Sire, se trouvans les choses ainsy troublées en ceste court pour le partement du duc de Norfolc et pour avoir, à cause de luy, les comtes d'Arondel, de Pembrot et millord Lomelley esté miz en arrest en leurs logis à Windesore, comme par mes précédantes Vostre Majesté l'aura peu comprendre, l'on n'a pas seulement attempté de surprendre mon pacquet pour cuyder descouvrir quelque chose de leur faict en mes lettres, mais a l'on arresté le Sr. de Sabran en venant de France, l'ont foillé, et ont visité aulcun sien mémoire de nouvelles qu'il avoit ramassées en chemin, sans toucher toutesfoys au pacquet de Vostre Majesté; et ont, sept jours durant, faict tenir les passaiges fermés, et envoyé un trompette le notiffier à Mr. de Gordan, et le prier de le faire ainsy entendre au Sr. Chapin Vitel et aultres députez de Flandres, lesquelz ilz estimoient estre desjà à Callais, affin qu'ilz ne prinsent la peyne de passer pour estre incontinent après arrestez.

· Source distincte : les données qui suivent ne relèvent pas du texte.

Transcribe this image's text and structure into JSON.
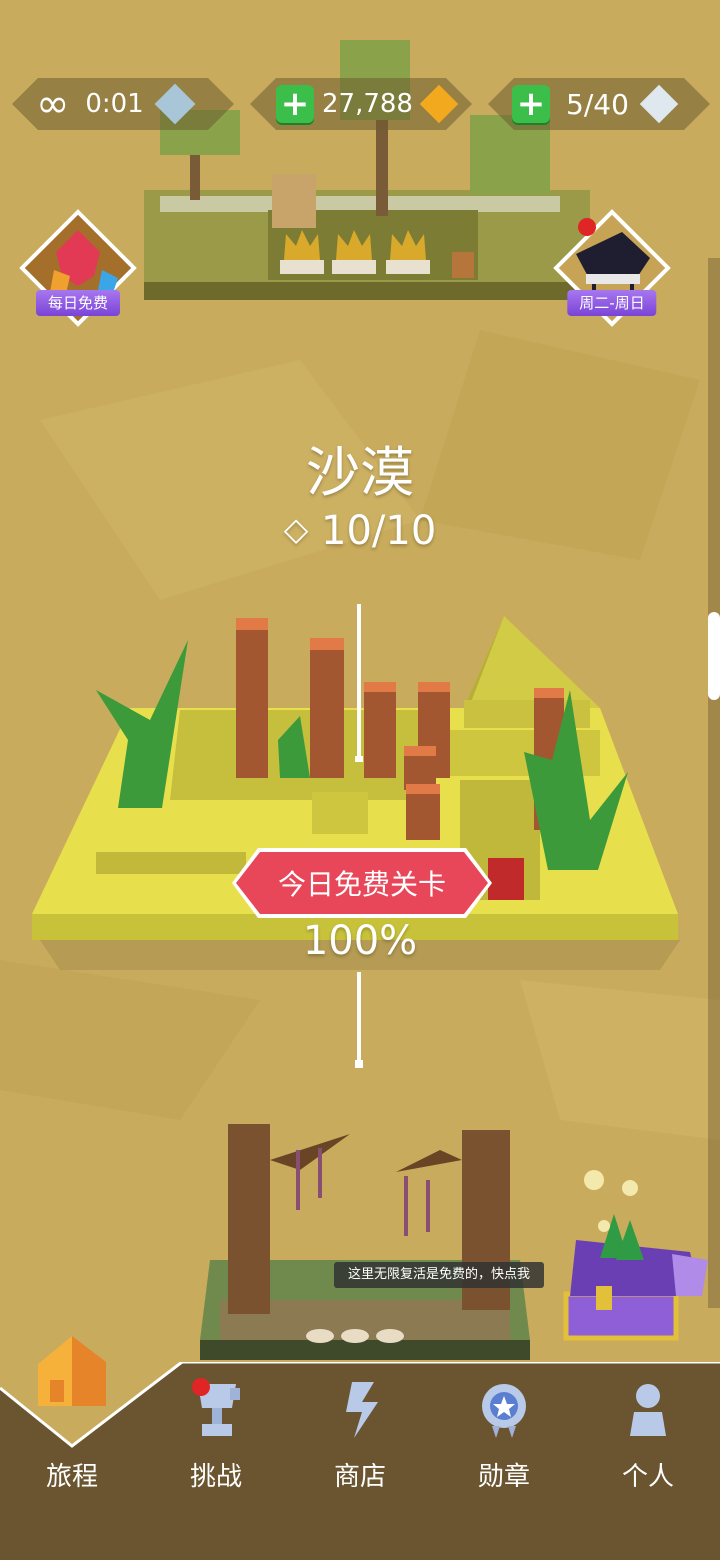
{
  "hud": {
    "time": "0:01",
    "coins": "27,788",
    "hearts": "5/40"
  },
  "badges": {
    "daily_free": "每日免费",
    "piano_schedule": "周二-周日"
  },
  "level": {
    "name": "沙漠",
    "gems": "10/10",
    "progress": "100%",
    "free_today": "今日免费关卡"
  },
  "tooltip": "这里无限复活是免费的，快点我",
  "nav": {
    "items": [
      {
        "label": "旅程"
      },
      {
        "label": "挑战"
      },
      {
        "label": "商店"
      },
      {
        "label": "勋章"
      },
      {
        "label": "个人"
      }
    ]
  },
  "colors": {
    "background": "#c8ab5c",
    "navbar": "#6b5530",
    "banner": "#e8475a",
    "badge_label": "#8b55e0",
    "plus_green": "#3bbf4a"
  }
}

Mais sur la lettre que j'avois escripte à la Royne d'Angleterre pour me plaindre amèrement de la vollerye de mon pacquet, après m'avoir faict respondre par milord Chambrelan qu'elle avoit tout aussitost faict appeller ceulx de son conseil pour les purger par sèrement s'ilz sçavoient rien de ce faict, lesquelz luy avoient toutz respondu que non, elle me prioit de croyre que cella n'estoit aulcunement procédé d'elle, ny de son dict conseil, et qu'elle en estoit extrêmement déplaysante; dont envoyeroit ung commissaire sur le lieu pour en enquérir, et m'en feroit avoir si bonne réparation que j'en serois contant, me priant cependant de surceoyr pour quelques jours mes dépesches, car ne vouloit q'homme vivant sortît de son royaulme qu'elle n'eust pourveu à ses troubles qui se présentoient.
Despuys, entendant la dicte Dame que le dict duc de Norfolc s'estoit achemyné pour retourner vers elle, elle m'a envoyé, le ııȷe de ce moys, le Sr. Randol, naguières revenu ambassadeur de Moscouvye, pour me continuer la mesmes excuse de desplaysir qu'elle avoit de la surprinse de mon dict pacquet, et qu'elle avoit envoyé commission à milord Coban pour en informer et punir rigoureusement ceulx qui s'en trouveroient coulpables; et qu'au reste les passaiges me seroient ouvertz quant je vouldrois envoyer quelcun en France, dont, sur l'heure, je dépeschay ung corrier avec mon pacquet du ııȷe du présent.